The hospital has contacted your agency because this young lady is being discharged and due to her age cannot be discharged, due to guidelines back to her current living situation. Staff are required to have her placed back at home or with a social service agency. The local housing agency for her age group can offer a shower and a bed for the night but little else. It also puts her in contact with other negative elements, delinquency and substance use that she seems to be successfully avoiding on her own. My agency has been asked to transport her to the social service placement because home is not an option per her family. At time of discharge, her current housemates, including the seemingly responsible adult mother of her “friend” are in the area ready to take her to where she has been currently living to care for her basic needs and her new medical needs.

Let’s look at regulations.

In this case, regulations say if her legal guardian won’t allow her back then she has to be taken into the system, assigned a case worker and placed in an emergency shelter. She becomes a foster child. Her caseworker is then tasked with finding her a permanent foster situation where she lives happily ever after in a home with nice stable parents, good food, education and all her basics needs met until she turns 18. This is the “pie in the sky” outcome of the formula guidelines given in a black and white world.

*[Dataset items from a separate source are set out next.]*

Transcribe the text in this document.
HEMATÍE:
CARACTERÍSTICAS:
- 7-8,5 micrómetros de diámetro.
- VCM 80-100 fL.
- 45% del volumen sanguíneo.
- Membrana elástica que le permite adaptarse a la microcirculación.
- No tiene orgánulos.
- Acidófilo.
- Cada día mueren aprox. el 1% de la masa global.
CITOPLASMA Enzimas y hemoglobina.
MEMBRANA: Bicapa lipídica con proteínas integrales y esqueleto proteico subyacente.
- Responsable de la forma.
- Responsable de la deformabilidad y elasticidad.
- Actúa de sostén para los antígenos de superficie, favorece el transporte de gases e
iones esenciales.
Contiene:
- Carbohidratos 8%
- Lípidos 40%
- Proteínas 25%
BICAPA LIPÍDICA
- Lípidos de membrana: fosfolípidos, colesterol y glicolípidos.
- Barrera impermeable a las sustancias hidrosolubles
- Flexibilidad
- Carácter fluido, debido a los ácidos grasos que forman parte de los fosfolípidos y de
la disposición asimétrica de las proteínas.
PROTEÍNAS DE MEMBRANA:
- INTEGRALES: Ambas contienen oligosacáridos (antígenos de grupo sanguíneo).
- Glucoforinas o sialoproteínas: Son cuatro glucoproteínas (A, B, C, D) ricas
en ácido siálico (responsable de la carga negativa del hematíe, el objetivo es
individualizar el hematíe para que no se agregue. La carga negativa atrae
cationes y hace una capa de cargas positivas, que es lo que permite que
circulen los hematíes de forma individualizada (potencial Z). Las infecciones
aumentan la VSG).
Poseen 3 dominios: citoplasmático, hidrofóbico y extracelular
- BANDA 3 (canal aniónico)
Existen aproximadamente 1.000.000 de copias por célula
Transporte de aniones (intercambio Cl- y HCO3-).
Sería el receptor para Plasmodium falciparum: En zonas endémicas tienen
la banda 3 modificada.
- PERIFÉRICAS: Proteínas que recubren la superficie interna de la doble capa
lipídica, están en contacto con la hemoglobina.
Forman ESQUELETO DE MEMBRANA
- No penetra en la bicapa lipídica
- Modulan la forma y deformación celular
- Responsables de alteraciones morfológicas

Now for reality, our state foster system has been making news for having lost 400 foster homes in the last year, accused of abuse and neglect due to the way cases are handled and with few placement options living in hotels for months with foster kids. Well what if the current home this child has been staying at can get certified and she can be placed there? That seems like a possibility due to the responsible adult in the home, but that hinges on this woman having no criminal, substance use or child welfare background…ever…in her life. It doesn’t matter if she is a responsible, viable, healthy person now. She will be nixed by the system for her past. And, then there is the matter of the “friend” who is an adult so technically if an intimate relationship is discovered, he’s now facing criminal charges. Don’t get me wrong. I’m not saying this is an appropriate relationship. So, let’s say she does manage to be placed in an emergency foster home; the system is designed to continue to push reunification with her biological family. In this case, there really isn’t any legal reason why she can’t live at home. Simply stated-her mom doesn’t want her. So, the system will continue to try and change this while at the same time directing this young woman’s life. This is when each individual situation comes into play. This is where the black and white guidelines don’t work. Obviously this too mature child has found a safe place where her needs are met. What the system will offer her is just more dysfunction and chaos. Most likely she will never stay where she is placed and will eventually end up on the streets fodder for the real predators.

So, these are your choices. Either you follow the black and white guidelines of the system or you figure out real solutions in the moment. These are the situations and the choices officers and juvenile justice workers face every day.  It’s easy to tell us from a board room that this is what we have to do, but that doesn’t change the fact that we have to make real choices day in and day out with real lives in our hands. I won’t share what we chose to do in the case presented here. What I want leaders to take away from this is that it’s not black and white on the street so black and white guidelines don’t work.